Bu dünyada Kur’ân-ı Kerim’den daha çok önem verilmeye değer bir kitap yoktur. Hangi konuda olursa olsun ondan daha üstün, ondan daha büyük, ondan daha ulu bir kitap da yoktur. O’na verilen önem çeşitli şekillerde kendini gösterir. Bir şekli de onunla ilgili ilimlere önem verilmesidir ki, bu, bütün zamanları içerecek bir alandır. İ’caz ve mu’cizeler ilmi, kıratlarla ilgili ilim, nasih ve mensuh ilmi, müteşabih ve muhkem ayetler ilmi ve benzeri ilimler bunlardandır. Allah’ın Kitabı’na mucib önem, tefsirinin de bilinmesini, okumaya özen gösterilmesini, üzerinde tefekkür edilmesini, ezberlenmesini, okunmasıyla ilgili hükümlerin bilinmesini gerektirir.

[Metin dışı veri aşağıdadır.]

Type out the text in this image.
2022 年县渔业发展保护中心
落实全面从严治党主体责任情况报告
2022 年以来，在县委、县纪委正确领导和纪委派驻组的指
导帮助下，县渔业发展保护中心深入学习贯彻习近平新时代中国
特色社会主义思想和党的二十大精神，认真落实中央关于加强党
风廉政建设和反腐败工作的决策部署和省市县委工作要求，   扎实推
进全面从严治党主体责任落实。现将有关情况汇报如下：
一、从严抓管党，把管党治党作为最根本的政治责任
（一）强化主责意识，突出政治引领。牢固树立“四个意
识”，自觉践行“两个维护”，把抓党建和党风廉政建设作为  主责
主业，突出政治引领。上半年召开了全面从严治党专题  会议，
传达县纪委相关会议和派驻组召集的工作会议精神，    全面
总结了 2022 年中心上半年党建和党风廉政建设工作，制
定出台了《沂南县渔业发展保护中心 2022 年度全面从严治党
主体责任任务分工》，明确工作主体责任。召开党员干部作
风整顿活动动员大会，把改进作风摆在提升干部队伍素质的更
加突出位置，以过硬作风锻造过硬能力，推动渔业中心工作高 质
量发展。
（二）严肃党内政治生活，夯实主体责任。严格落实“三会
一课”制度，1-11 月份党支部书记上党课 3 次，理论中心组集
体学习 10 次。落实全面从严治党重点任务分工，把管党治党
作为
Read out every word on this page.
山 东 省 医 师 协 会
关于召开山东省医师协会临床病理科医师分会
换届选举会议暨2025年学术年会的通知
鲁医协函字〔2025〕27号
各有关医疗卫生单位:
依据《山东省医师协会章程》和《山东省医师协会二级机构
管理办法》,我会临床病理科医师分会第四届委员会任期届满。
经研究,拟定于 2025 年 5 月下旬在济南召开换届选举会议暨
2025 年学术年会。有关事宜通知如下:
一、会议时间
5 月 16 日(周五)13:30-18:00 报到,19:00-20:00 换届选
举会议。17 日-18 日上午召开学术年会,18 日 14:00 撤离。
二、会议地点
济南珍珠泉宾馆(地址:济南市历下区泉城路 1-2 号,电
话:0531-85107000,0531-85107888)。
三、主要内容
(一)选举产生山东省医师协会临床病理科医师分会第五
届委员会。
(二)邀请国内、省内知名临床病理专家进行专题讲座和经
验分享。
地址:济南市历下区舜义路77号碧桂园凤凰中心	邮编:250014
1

Müslümanlar olarak Kur’an’ın tilaveti hususunda bir takım edebleri muhafaza ederek okumak o mu’ciz kelama kalben tam yönelişin hazırlığı mesabesinde derc olan amellerdir. Onu hürmetle okuma, okurken mahzun olma, yavaş yavaş okuma ve güzel sesle okumak bunlardandır. Ayrıca okuduğu kelamın büyüklüğünü idrak ile okuma, Allah’ın azametini kalbinde bulundurmak, gafletten uzak olarak okumak, anlayıncaya kadar ayetler üzerinde durmak, ayetlerin anlam ve ahkâmına göre kalbi şekillendirmek kalbi dikkati ilgilendiren hususlardır.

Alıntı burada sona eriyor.